The Wall Street Journal reported:
An examination of last year’s international effort to rid Syria of chemical weapons, based on interviews with many of the inspectors and U.S. and European officials who were involved, shows the extent to which the Syrian regime controlled where inspectors went, what they saw and, in turn, what they accomplished. That happened in large part because of the ground rules under which the inspectors were allowed into the country, according to the inspectors and officials.
For one, the U.S. and European officials did not prevent the Assad regime from continuing to operate weapons-research facilities, which in turn allowed the regime to create a new type of chemical weapon using chlorine.
Back in May, the Syrian government was accused of launching close to 40 chemical weapons attacks--many of which were chorine bombs--since Assad agreed to hand over his chemical weapons war chest in 2013. In fact, chlorine gas has become a staple of Assad’s battlefield tactics.

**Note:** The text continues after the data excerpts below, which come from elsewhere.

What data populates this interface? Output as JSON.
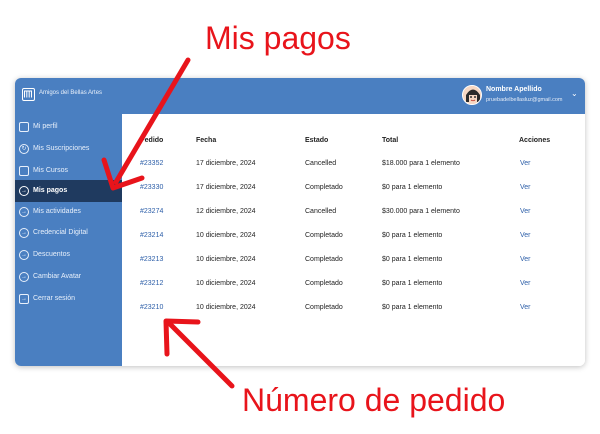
{
  "site_name": "Amigos del Bellas Artes",
  "user": {
    "name": "Nombre Apellido",
    "email": "pruebadelbellasluz@gmail.com"
  },
  "sidebar": {
    "items": [
      {
        "label": "Mi perfil",
        "icon": "user-icon"
      },
      {
        "label": "Mis Suscripciones",
        "icon": "sync-icon"
      },
      {
        "label": "Mis Cursos",
        "icon": "tag-icon"
      },
      {
        "label": "Mis pagos",
        "icon": "arrow-circle-icon",
        "active": true
      },
      {
        "label": "Mis actividades",
        "icon": "arrow-circle-icon"
      },
      {
        "label": "Credencial Digital",
        "icon": "arrow-circle-icon"
      },
      {
        "label": "Descuentos",
        "icon": "arrow-circle-icon"
      },
      {
        "label": "Cambiar Avatar",
        "icon": "arrow-circle-icon"
      },
      {
        "label": "Cerrar sesión",
        "icon": "logout-icon"
      }
    ]
  },
  "table": {
    "headers": [
      "Pedido",
      "Fecha",
      "Estado",
      "Total",
      "Acciones"
    ],
    "rows": [
      {
        "pedido": "#23352",
        "fecha": "17 diciembre, 2024",
        "estado": "Cancelled",
        "total": "$18.000 para 1 elemento",
        "accion": "Ver"
      },
      {
        "pedido": "#23330",
        "fecha": "17 diciembre, 2024",
        "estado": "Completado",
        "total": "$0 para 1 elemento",
        "accion": "Ver"
      },
      {
        "pedido": "#23274",
        "fecha": "12 diciembre, 2024",
        "estado": "Cancelled",
        "total": "$30.000 para 1 elemento",
        "accion": "Ver"
      },
      {
        "pedido": "#23214",
        "fecha": "10 diciembre, 2024",
        "estado": "Completado",
        "total": "$0 para 1 elemento",
        "accion": "Ver"
      },
      {
        "pedido": "#23213",
        "fecha": "10 diciembre, 2024",
        "estado": "Completado",
        "total": "$0 para 1 elemento",
        "accion": "Ver"
      },
      {
        "pedido": "#23212",
        "fecha": "10 diciembre, 2024",
        "estado": "Completado",
        "total": "$0 para 1 elemento",
        "accion": "Ver"
      },
      {
        "pedido": "#23210",
        "fecha": "10 diciembre, 2024",
        "estado": "Completado",
        "total": "$0 para 1 elemento",
        "accion": "Ver"
      }
    ]
  },
  "annotations": {
    "top": "Mis pagos",
    "bottom": "Número de pedido"
  },
  "colors": {
    "brand": "#4a7fc1",
    "active": "#1f3a5f",
    "link": "#2c5ea8",
    "annotation": "#e8141b"
  }
}
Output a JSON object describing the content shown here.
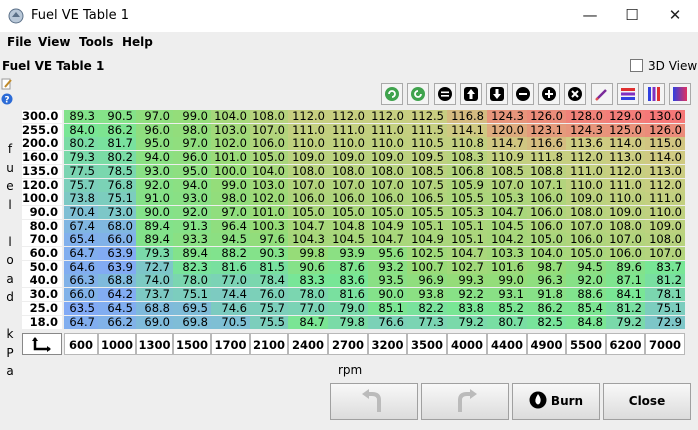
{
  "window": {
    "title": "Fuel VE Table 1"
  },
  "menu": [
    "File",
    "View",
    "Tools",
    "Help"
  ],
  "panel": {
    "title": "Fuel VE Table 1",
    "view3d_label": "3D View",
    "view3d_checked": false
  },
  "toolbar": [
    "refresh-icon",
    "refresh-alt-icon",
    "equals-icon",
    "arrow-up-icon",
    "arrow-down-icon",
    "minus-icon",
    "plus-icon",
    "multiply-icon",
    "pencil-icon",
    "color-bars-horizontal-icon",
    "color-bars-vertical-icon",
    "gradient-icon"
  ],
  "y_axis_label": "fuel load kPa",
  "x_axis_label": "rpm",
  "table": {
    "rpm": [
      "600",
      "1000",
      "1300",
      "1500",
      "1700",
      "2100",
      "2400",
      "2700",
      "3200",
      "3500",
      "4000",
      "4400",
      "4900",
      "5500",
      "6200",
      "7000"
    ],
    "kpa": [
      "300.0",
      "255.0",
      "200.0",
      "160.0",
      "135.0",
      "120.0",
      "100.0",
      "90.0",
      "80.0",
      "70.0",
      "60.0",
      "50.0",
      "40.0",
      "30.0",
      "25.0",
      "18.0"
    ],
    "values": [
      [
        "89.3",
        "90.5",
        "97.0",
        "99.0",
        "104.0",
        "108.0",
        "112.0",
        "112.0",
        "112.0",
        "112.5",
        "116.8",
        "124.3",
        "126.0",
        "128.0",
        "129.0",
        "130.0"
      ],
      [
        "84.0",
        "86.2",
        "96.0",
        "98.0",
        "103.0",
        "107.0",
        "111.0",
        "111.0",
        "111.0",
        "111.5",
        "114.1",
        "120.0",
        "123.1",
        "124.3",
        "125.0",
        "126.0"
      ],
      [
        "80.2",
        "81.7",
        "95.0",
        "97.0",
        "102.0",
        "106.0",
        "110.0",
        "110.0",
        "110.0",
        "110.5",
        "110.8",
        "114.7",
        "116.6",
        "113.6",
        "114.0",
        "115.0"
      ],
      [
        "79.3",
        "80.2",
        "94.0",
        "96.0",
        "101.0",
        "105.0",
        "109.0",
        "109.0",
        "109.0",
        "109.5",
        "108.3",
        "110.9",
        "111.8",
        "112.0",
        "113.0",
        "114.0"
      ],
      [
        "77.5",
        "78.5",
        "93.0",
        "95.0",
        "100.0",
        "104.0",
        "108.0",
        "108.0",
        "108.0",
        "108.5",
        "106.8",
        "108.5",
        "108.8",
        "111.0",
        "112.0",
        "113.0"
      ],
      [
        "75.7",
        "76.8",
        "92.0",
        "94.0",
        "99.0",
        "103.0",
        "107.0",
        "107.0",
        "107.0",
        "107.5",
        "105.9",
        "107.0",
        "107.1",
        "110.0",
        "111.0",
        "112.0"
      ],
      [
        "73.8",
        "75.1",
        "91.0",
        "93.0",
        "98.0",
        "102.0",
        "106.0",
        "106.0",
        "106.0",
        "106.5",
        "105.5",
        "105.3",
        "106.0",
        "109.0",
        "110.0",
        "111.0"
      ],
      [
        "70.4",
        "73.0",
        "90.0",
        "92.0",
        "97.0",
        "101.0",
        "105.0",
        "105.0",
        "105.0",
        "105.5",
        "105.3",
        "104.7",
        "106.0",
        "108.0",
        "109.0",
        "110.0"
      ],
      [
        "67.4",
        "68.0",
        "89.4",
        "91.3",
        "96.4",
        "100.3",
        "104.7",
        "104.8",
        "104.9",
        "105.1",
        "105.1",
        "104.5",
        "106.0",
        "107.0",
        "108.0",
        "109.0"
      ],
      [
        "65.4",
        "66.0",
        "89.4",
        "93.3",
        "94.5",
        "97.6",
        "104.3",
        "104.5",
        "104.7",
        "104.9",
        "105.1",
        "104.2",
        "105.0",
        "106.0",
        "107.0",
        "108.0"
      ],
      [
        "64.7",
        "63.9",
        "79.3",
        "89.4",
        "88.2",
        "90.3",
        "99.8",
        "93.9",
        "95.6",
        "102.5",
        "104.7",
        "103.3",
        "104.0",
        "105.0",
        "106.0",
        "107.0"
      ],
      [
        "64.6",
        "63.9",
        "72.7",
        "82.3",
        "81.6",
        "81.5",
        "90.6",
        "87.6",
        "93.2",
        "100.7",
        "102.7",
        "101.6",
        "98.7",
        "94.5",
        "89.6",
        "83.7"
      ],
      [
        "66.3",
        "68.8",
        "74.0",
        "78.0",
        "77.0",
        "78.4",
        "83.3",
        "83.6",
        "93.5",
        "96.9",
        "99.3",
        "99.0",
        "96.3",
        "92.0",
        "87.1",
        "81.2"
      ],
      [
        "66.0",
        "64.2",
        "73.7",
        "75.1",
        "74.4",
        "76.0",
        "78.0",
        "81.6",
        "90.0",
        "93.8",
        "92.2",
        "93.1",
        "91.8",
        "88.6",
        "84.1",
        "78.1"
      ],
      [
        "63.5",
        "64.5",
        "68.8",
        "69.5",
        "74.6",
        "75.7",
        "77.0",
        "79.0",
        "85.1",
        "82.2",
        "83.8",
        "85.2",
        "86.2",
        "85.4",
        "81.2",
        "75.1"
      ],
      [
        "64.7",
        "66.2",
        "69.0",
        "69.8",
        "70.5",
        "75.5",
        "84.7",
        "79.8",
        "76.6",
        "77.3",
        "79.2",
        "80.7",
        "82.5",
        "84.8",
        "79.2",
        "72.9"
      ]
    ],
    "scale": {
      "min": 63.5,
      "max": 130.0
    }
  },
  "buttons": {
    "undo": "",
    "redo": "",
    "burn": "Burn",
    "close": "Close"
  }
}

Officials were also unable to force Assad to turn over the kinds of short-range rockets that U.N. investigators supposed were used in the August 2013 chemical weapons attack during which government forces are believed to have killed 1,400 people.
Robert Ford, who served as U.S. ambassador to Syria from 2011 to 2014 during the Obama administration, is not surprised that the Assad regime found a way to defy the chemical weapons agreement.
"Nobody should be surprised that the regime is cheating," Ford explained.
The former ambassador told CNN last June that he left his post because he was "no longer in a position where I felt I could defend the American policy," noting the "growing extremism threat" on the ground in Syria, which has since become a hotbed for Islamic State (IS, also known as ISIS or ISIL) terrorists.
The White House and State Department have, nevertheless, described the mission to harvest the chemical weapons from Assad’s regime a success, even if the regime has been able to conceal parts of its arsenal.
President Obama received significant scrutiny when he failed to retaliate with military response after Assad crossed over the president's "red line" by using chemical weapons against his people in August 2013.
Assad was directed to relinquish his stockpile of chemical weapons as part of a deal brokered between the U.S. and Russia in September of the same year following the chemical weapons attack.